The election of President Trump is being credited for the reemergence of the “religious left” that is currently coalescing as a force in U.S. politics.
Reverend Serene Jones, president of New York’s Union Theological Seminary, said, “The election of Trump has been a clarion call to progressives in the Protestant and Catholic churches in America to move out of a place of primarily professing progressive policies to really taking action.”
Jones reports that monthly social justice lectures at the school’s 600-seat chapel have reached capacity with approximately 1,000 people recently having been turned away from a lecture on mass incarceration.
The “religious left” is not yet as powerful as the religious right which has been credited with helping elect Republican presidents. Even so, the group has increased its engagement in political activism in response to Trump’s policies on immigration, healthcare and social welfare, according to clergy members, activists and academics.
The group’s clout will be tested when it is tasked to mobilize votes in the 2018 midterm congressional elections.
“It’s one of the dirty little secrets of American politics that there has been a religious left all along and it just hasn’t done a good job of organizing,” said J. Patrick Hornbeck II, chairman of the theology department at Fordham University, a Jesuit school in New York.
“It has taken a crisis, or perceived crisis, like Trump’s election to cause folks on the religious left to really own their religion in the public square,” Hornbeck said.

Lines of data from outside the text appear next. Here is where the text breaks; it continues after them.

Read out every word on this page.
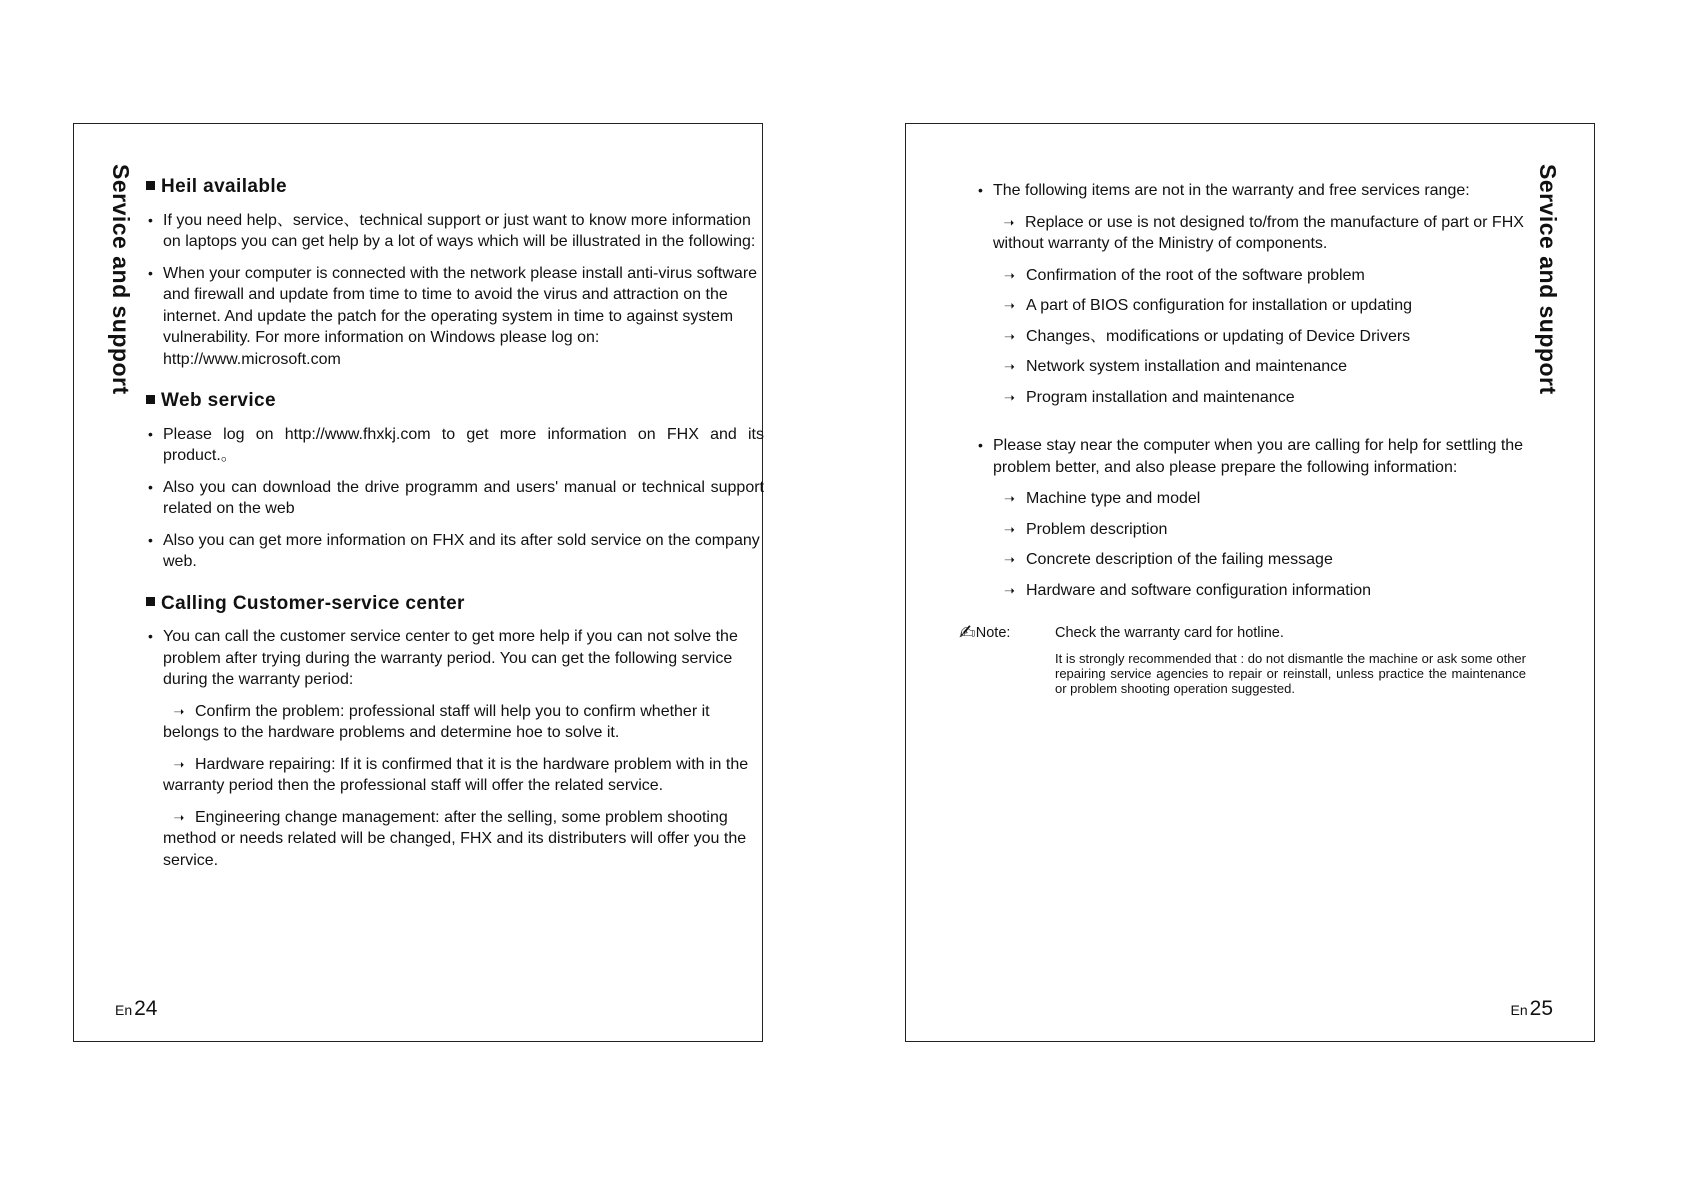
Service and support	Heil available
• If you need help、service、technical support or just want to know more information on laptops you can get help by a lot of ways which will be illustrated in the following:
• When your computer is connected with the network please install anti-virus software and firewall and update from time to time to avoid the virus and attraction on the internet. And update the patch for the operating system in time to against system vulnerability. For more information on Windows please log on: http://www.microsoft.com
Web service
• Please log on http://www.fhxkj.com to get more information on FHX and its product.。
• Also you can download the drive programm and users' manual or technical support related on the web
• Also you can get more information on FHX and its after sold service on the company web.
Calling Customer-service center
• You can call the customer service center to get more help if you can not solve the problem after trying during the warranty period. You can get the following service during the warranty period:
➝ Confirm the problem: professional staff will help you to confirm whether it belongs to the hardware problems and determine hoe to solve it.
➝ Hardware repairing: If it is confirmed that it is the hardware problem with in the warranty period then the professional staff will offer the related service.
➝ Engineering change management: after the selling, some problem shooting method or needs related will be changed, FHX and its distributers will offer you the service.
En24
Service and support
• The following items are not in the warranty and free services range:
➝ Replace or use is not designed to/from the manufacture of part or FHX without warranty of the Ministry of components.
➝ Confirmation of the root of the software problem
➝ A part of BIOS configuration for installation or updating
➝ Changes、modifications or updating of Device Drivers
➝ Network system installation and maintenance
➝ Program installation and maintenance
• Please stay near the computer when you are calling for help for settling the problem better, and also please prepare the following information:
➝ Machine type and model
➝ Problem description
➝ Concrete description of the failing message
➝ Hardware and software configuration information
✍Note:	Check the warranty card for hotline.
It is strongly recommended that : do not dismantle the machine or ask some other repairing service agencies to repair or reinstall, unless practice the maintenance or problem shooting operation suggested.
En25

Religious progressive activism has historically been instrumental in campaigns to abolish slavery, promote civil rights and bring about the end of the Vietnam War. Currently, some affiliated with the religious left are inspired by Pope Francis, the Roman Catholic leader who has been critical of anti-immigrant policies and an advocate for the needy.
Leaders in the religious left movement believe support is growing, pointing to a surge of congregations offering to provide sanctuary to asylum-seeking immigrants, churches urging Republicans to reconsider repealing Obamacare and calls to continue federal spending on foreign aid.
The Elkhart, Indiana-based Church World Service, a coalition of Christian denominations which assists refugees in settling in the U.S., reports that following Trump’s election, the number of churches offering sanctuary to asylum seekers doubled to 800 in 45 of the 50 states. The group asserts that the number of new churches offering aid has surged so quickly that they have lost count.
Reverend Noel Anderson, the group’s national grassroots coordinator said, “The religious community, the religious left is getting out, hitting the streets, taking action, raising their voices.”
According to Rabbi Jonah Pesner, director of the Religious Action Center of Reform Judaism, “This is not about partisanship, but about vulnerable populations who need protection, whether it’s the LGBT community, the refugee community, the undocumented community.”